When sending the assistant message back to the model, include all of them:

content
reasoning_content (verbatim, complete, in the exact original order)
tool_calls (as received)

Note: This rule applies to both streaming and non-streaming. Streaming only affects how you read fields (delta.*), not what you must preserve.

4. Example: Interleaved Thinking + Tool Calling (DeepSeek V3.2)

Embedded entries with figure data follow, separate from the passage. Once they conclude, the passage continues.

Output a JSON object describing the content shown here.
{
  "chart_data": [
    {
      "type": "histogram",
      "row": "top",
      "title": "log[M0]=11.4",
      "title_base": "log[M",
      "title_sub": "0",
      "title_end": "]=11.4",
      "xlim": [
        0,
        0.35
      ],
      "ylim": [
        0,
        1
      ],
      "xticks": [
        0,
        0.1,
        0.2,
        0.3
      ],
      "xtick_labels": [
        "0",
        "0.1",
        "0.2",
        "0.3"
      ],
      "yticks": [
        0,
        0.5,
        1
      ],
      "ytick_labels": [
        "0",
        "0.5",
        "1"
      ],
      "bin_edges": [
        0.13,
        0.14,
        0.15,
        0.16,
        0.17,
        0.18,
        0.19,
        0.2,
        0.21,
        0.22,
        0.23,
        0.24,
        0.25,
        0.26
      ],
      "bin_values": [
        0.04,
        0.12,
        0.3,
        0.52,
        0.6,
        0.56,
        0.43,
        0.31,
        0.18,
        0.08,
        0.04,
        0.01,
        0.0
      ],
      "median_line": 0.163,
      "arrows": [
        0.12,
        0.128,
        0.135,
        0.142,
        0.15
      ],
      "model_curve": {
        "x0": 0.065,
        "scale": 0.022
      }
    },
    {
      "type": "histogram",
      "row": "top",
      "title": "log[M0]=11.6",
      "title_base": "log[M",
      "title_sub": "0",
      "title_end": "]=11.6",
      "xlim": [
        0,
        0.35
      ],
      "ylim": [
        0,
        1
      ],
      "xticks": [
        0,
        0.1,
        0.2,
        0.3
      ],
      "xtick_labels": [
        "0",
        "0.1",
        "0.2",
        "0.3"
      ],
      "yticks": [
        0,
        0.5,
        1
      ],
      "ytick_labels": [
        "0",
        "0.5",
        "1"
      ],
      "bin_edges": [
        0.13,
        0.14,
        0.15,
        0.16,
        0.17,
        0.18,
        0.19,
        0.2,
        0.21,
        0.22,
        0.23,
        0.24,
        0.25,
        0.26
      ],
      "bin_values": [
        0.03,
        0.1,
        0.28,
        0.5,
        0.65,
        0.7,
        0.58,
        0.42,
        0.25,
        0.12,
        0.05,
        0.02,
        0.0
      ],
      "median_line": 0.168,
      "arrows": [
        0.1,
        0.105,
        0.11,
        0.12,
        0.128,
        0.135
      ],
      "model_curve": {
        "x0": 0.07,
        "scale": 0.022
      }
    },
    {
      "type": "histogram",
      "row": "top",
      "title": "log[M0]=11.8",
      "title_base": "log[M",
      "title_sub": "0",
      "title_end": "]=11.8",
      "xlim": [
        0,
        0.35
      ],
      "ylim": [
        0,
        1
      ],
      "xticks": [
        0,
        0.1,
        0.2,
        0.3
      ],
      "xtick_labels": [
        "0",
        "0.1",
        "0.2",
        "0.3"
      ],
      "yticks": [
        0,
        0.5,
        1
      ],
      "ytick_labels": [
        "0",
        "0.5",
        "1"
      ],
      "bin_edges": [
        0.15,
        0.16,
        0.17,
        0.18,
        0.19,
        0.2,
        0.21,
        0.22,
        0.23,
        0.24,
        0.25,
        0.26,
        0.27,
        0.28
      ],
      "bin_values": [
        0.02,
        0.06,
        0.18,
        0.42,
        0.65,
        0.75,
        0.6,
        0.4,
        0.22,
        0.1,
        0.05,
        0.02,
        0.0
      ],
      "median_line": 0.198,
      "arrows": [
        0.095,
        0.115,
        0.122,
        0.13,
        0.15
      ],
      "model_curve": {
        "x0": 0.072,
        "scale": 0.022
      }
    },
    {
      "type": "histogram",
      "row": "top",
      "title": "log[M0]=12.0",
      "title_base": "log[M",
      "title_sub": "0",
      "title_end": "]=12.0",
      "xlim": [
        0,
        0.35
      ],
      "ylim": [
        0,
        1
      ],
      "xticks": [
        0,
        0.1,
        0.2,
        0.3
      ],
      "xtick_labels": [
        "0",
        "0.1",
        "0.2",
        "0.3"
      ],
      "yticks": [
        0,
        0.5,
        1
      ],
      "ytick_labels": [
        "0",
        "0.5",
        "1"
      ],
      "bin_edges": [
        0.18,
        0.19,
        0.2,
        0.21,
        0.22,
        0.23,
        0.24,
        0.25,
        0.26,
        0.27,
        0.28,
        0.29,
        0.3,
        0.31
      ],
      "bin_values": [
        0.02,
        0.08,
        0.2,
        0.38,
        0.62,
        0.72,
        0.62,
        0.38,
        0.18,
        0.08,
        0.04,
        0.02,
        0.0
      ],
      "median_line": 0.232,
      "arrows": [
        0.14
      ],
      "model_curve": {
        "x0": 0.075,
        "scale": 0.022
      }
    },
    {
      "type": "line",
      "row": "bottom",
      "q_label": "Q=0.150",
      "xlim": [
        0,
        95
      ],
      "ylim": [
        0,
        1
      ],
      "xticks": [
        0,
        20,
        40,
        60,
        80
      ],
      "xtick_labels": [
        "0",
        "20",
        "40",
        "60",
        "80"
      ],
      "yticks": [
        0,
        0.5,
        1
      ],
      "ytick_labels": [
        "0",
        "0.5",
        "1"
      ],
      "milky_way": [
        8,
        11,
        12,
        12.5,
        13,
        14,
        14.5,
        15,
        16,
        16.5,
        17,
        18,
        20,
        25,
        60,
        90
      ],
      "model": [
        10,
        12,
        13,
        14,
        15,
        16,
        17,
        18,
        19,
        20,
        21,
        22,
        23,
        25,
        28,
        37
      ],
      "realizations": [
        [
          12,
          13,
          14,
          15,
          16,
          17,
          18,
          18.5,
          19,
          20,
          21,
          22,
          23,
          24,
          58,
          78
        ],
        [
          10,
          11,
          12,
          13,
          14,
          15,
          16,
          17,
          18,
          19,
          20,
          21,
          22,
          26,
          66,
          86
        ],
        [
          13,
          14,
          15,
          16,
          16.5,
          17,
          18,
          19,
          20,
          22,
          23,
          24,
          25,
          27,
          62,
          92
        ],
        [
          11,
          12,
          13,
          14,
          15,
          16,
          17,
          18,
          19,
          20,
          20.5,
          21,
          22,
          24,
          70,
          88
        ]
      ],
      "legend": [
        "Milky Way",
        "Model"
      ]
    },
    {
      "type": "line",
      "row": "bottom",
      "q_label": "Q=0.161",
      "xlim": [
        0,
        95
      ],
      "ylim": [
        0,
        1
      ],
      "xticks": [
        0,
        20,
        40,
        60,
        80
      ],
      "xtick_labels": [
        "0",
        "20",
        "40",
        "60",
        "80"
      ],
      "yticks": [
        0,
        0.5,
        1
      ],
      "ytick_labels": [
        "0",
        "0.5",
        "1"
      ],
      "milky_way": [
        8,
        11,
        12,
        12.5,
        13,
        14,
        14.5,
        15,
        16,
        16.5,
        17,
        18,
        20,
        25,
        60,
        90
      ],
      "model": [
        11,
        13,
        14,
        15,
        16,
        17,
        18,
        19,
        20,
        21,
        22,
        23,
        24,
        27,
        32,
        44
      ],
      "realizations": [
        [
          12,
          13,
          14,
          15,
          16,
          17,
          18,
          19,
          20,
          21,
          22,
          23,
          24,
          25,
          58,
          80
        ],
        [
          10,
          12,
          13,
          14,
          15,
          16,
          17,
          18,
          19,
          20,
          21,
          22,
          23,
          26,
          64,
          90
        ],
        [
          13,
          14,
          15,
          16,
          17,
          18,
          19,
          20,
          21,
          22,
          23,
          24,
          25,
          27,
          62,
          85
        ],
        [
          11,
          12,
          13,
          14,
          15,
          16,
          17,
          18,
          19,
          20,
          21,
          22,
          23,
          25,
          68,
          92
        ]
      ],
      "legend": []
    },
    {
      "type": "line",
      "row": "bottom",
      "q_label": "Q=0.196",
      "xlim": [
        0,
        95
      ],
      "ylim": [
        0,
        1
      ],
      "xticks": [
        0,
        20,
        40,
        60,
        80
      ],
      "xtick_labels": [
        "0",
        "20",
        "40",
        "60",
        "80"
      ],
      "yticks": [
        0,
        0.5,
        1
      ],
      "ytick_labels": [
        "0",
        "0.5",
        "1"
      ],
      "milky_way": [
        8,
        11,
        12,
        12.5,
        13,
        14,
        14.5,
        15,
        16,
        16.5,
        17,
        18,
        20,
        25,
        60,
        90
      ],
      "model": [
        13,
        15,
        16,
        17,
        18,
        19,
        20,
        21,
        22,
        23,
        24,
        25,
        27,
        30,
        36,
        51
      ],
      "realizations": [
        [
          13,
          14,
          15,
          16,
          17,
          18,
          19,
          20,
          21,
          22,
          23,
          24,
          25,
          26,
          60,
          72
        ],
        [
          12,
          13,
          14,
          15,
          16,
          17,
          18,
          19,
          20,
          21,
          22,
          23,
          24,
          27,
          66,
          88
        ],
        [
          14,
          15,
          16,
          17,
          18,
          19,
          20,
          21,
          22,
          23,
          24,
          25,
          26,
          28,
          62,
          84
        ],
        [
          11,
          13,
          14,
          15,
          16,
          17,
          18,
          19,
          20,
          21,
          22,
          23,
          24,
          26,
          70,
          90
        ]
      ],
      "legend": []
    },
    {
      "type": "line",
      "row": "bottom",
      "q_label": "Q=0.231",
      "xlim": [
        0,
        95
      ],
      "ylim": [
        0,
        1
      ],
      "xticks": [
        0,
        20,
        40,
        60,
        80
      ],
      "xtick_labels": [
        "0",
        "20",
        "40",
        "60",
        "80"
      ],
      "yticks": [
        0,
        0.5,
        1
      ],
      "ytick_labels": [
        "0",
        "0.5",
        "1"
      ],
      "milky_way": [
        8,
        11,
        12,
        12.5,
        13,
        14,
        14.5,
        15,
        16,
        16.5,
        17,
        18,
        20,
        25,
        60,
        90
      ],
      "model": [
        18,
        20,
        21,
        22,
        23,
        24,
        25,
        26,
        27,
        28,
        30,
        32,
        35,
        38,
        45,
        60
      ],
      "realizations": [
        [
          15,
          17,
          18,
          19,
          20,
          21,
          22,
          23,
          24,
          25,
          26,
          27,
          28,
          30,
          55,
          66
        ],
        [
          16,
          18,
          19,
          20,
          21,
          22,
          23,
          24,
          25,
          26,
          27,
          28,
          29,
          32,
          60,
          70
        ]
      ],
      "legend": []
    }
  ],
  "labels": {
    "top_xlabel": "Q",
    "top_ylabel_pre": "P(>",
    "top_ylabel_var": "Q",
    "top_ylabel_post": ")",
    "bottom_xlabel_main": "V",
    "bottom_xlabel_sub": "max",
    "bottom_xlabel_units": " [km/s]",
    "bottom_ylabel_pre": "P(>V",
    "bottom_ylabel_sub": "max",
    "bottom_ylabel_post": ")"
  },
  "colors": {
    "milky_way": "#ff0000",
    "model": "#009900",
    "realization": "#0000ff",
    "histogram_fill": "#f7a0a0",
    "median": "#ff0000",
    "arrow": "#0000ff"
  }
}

This example demonstrates DeepSeek V3.2 on MyTokenGate. The same pattern also applies to GLM-4.7.


from openai import OpenAI
import json
 
client = OpenAI(
    api_key="YOUR_API_KEY",
    base_url="https://gateway.mytokengate.com/v1/"
)
 
tools = [{
    "type": "function",
    "function": {
        "name": "get_weather",
        "description": "Get weather information",
        "parameters": {
            "type": "object",
            "properties": {
                "city": {"type": "string"}
            },
            "required": ["city"]
        }
    }
}]
 
messages = [
    {"role": "system", "content": "You are an assistant"},
    {"role": "user", "content": "What's the weather like in America?"}
]
 
# Round 1: model reasons, then calls a tool
response = client.chat.completions.create(
    model="deepseek-r1",
    messages=messages,
    tools=tools,
    stream=True  # optional; the same preservation rule applies to non-streaming
)
 
reasoning_content = ""
content = ""
tool_calls = []
 
for chunk in response:
    delta = chunk.choices[0].delta
    if getattr(delta, "reasoning_content", None):
        reasoning_content += delta.reasoning_content
    if getattr(delta, "content", None):
        content += delta.content
    if getattr(delta, "tool_calls", None):
        tool_calls.extend(delta.tool_calls)
 
# Preserve reasoning_content verbatim (Round 1)
messages.append({
    "role": "assistant",
    "content": content,
    "reasoning_content": reasoning_content,
    "tool_calls": tool_calls
})
 
# Tool execution result (example)
messages.append({
    "role": "tool",
    "tool_call_id": tool_calls[0]["id"],
    "content": json.dumps({"weather": "Sunny", "temp": "25C"})
})
 
# Round 2: model may produce NEW reasoning_content AFTER tool results
response = client.chat.completions.create(
    model="deepseek-r1",
    messages=messages,
    tools=tools,
    stream=True  # optional
)
 
reasoning_content_2 = ""
content_2 = ""
tool_calls_2 = []
 
for chunk in response:
    delta = chunk.choices[0].delta
    if getattr(delta, "reasoning_content", None):
        reasoning_content_2 += delta.reasoning_content
    if getattr(delta, "content", None):
        content_2 += delta.content
    if getattr(delta, "tool_calls", None):
        tool_calls_2.extend(delta.tool_calls)
 
# Preserve reasoning_content verbatim (Round 2, i.e., after tool results)
messages.append({
    "role": "assistant",
    "content": content_2,
    "reasoning_content": reasoning_content_2,
    "tool_calls": tool_calls_2
})

5. Using GLM-5.1 Instead

To switch the example to GLM-5.1, change:


model="deepseek-r1"

to:


model="glm-5.1"

All Interleaved Thinking preservation rules remain the same, including preserving reasoning_content after tool results.

Summary

For DeepSeek R1 and GLM-5.1 on MyTokenGate:

Interleaved Thinking enables multi-step, tool-aware execution
With tool calling, you must preserve and replay reasoning_content verbatim—including any reasoning produced after tool results
Never modify, drop, merge/split, or reorder reasoning_content

Following these rules ensures stable tool use and consistent multi-step behavior.